Thursday, February 20, 2014

Anaxagoras


Earlier this week I got ahead of myself and skipped a reading. Oops… So I’m going to backtrack and look at Anaxagoras.
Anaxagoras claims that all things are made from ingredients, or as phrased in our nifty Presocratics Reader, “homogeneous stuffs.” He explains how the ingredients function thus: “Anaxagoras says just the opposite of Empedocles about the elements. For Empedocles claims that fire and earth, and things of the same rank, are elements of bodies and that all things are compounded of them; but Anaxagoras says the opposite. For he claims that the homogeneous stuffs are elements—I mean, for instance, flesh and bone and each of the things of that sort—and that air and fire are mixtures of them and of all the other seeds; for each of them is a collection of all the invisible homogeneous stuffs.” Translation: everything is made up of ingredients that, when separated or brought together in different combinations, make up the perceivable world as we see it.

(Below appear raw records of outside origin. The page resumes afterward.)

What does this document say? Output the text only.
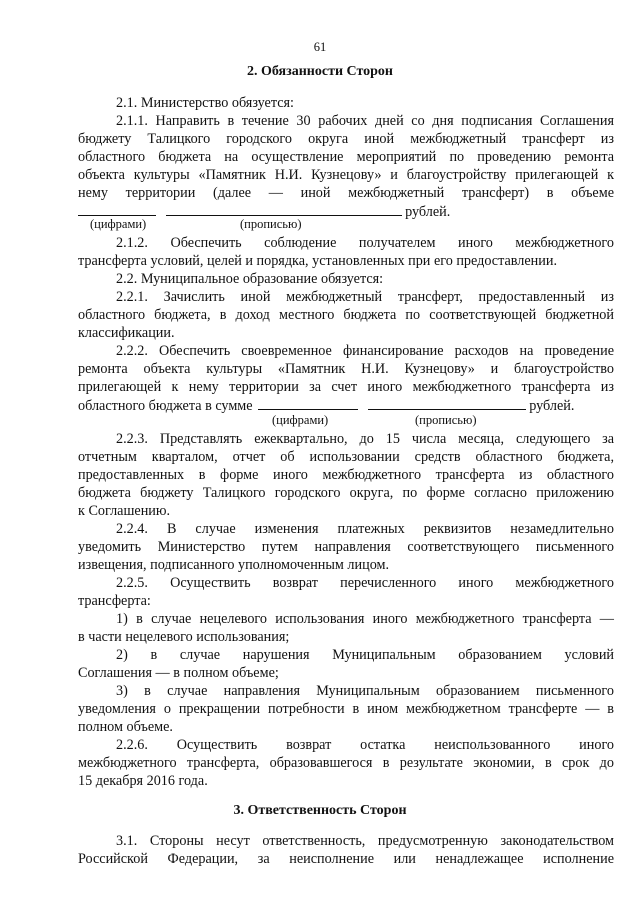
61
2. Обязанности Сторон
2.1. Министерство обязуется:
2.1.1. Направить в течение 30 рабочих дней со дня подписания Соглашения
бюджету Талицкого городского округа иной межбюджетный трансферт из
областного бюджета на осуществление мероприятий по проведению ремонта
объекта культуры «Памятник Н.И. Кузнецову» и благоустройству прилегающей к
нему территории (далее — иной межбюджетный трансферт) в объеме
рублей.
(цифрами)	(прописью)
2.1.2. Обеспечить соблюдение получателем иного межбюджетного
трансферта условий, целей и порядка, установленных при его предоставлении.
2.2. Муниципальное образование обязуется:
2.2.1. Зачислить иной межбюджетный трансферт, предоставленный из
областного бюджета, в доход местного бюджета по соответствующей бюджетной
классификации.
2.2.2. Обеспечить своевременное финансирование расходов на проведение
ремонта объекта культуры «Памятник Н.И. Кузнецову» и благоустройство
прилегающей к нему территории за счет иного межбюджетного трансферта из
областного бюджета в сумме	рублей.
(цифрами)	(прописью)
2.2.3. Представлять ежеквартально, до 15 числа месяца, следующего за
отчетным кварталом, отчет об использовании средств областного бюджета,
предоставленных в форме иного межбюджетного трансферта из областного
бюджета бюджету Талицкого городского округа, по форме согласно приложению
к Соглашению.
2.2.4. В случае изменения платежных реквизитов незамедлительно
уведомить Министерство путем направления соответствующего письменного
извещения, подписанного уполномоченным лицом.
2.2.5. Осуществить возврат перечисленного иного межбюджетного
трансферта:
1) в случае нецелевого использования иного межбюджетного трансферта —
в части нецелевого использования;
2) в случае нарушения Муниципальным образованием условий
Соглашения — в полном объеме;
3) в случае направления Муниципальным образованием письменного
уведомления о прекращении потребности в ином межбюджетном трансферте — в
полном объеме.
2.2.6. Осуществить возврат остатка неиспользованного иного
межбюджетного трансферта, образовавшегося в результате экономии, в срок до
15 декабря 2016 года.
3. Ответственность Сторон
3.1. Стороны несут ответственность, предусмотренную законодательством
Российской Федерации, за неисполнение или ненадлежащее исполнение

Whereas Empedocles thought everything was made up of varying combinations of the four elements (fire, earth, water, and air), Anaxagoras claims that even those are formed by baser ingredients. I’ll borrow from the information in the introduction here, but apparently the Nous set forth and put in motion the original mixture of all the ingredients. From that point on, they are able to mix together to form the world as we see it.
The slip up I made with reading ahead actually worked out quite nicely, because I read Anaxagoras in the light of later theories. Leucippus and Democritus had their atomism theory that all things were made up of combinations of what they called atoms. I won’t make the automatic jump to say Leucippus and Democritus based their ideas directly off of Anaxagoras’ ingredients, but it’s interesting to see how a concept can change and develop from one philosopher to the next.

1 comment:

  1. I agree that it is good to go back and look at later philosophers in light of earlier ones.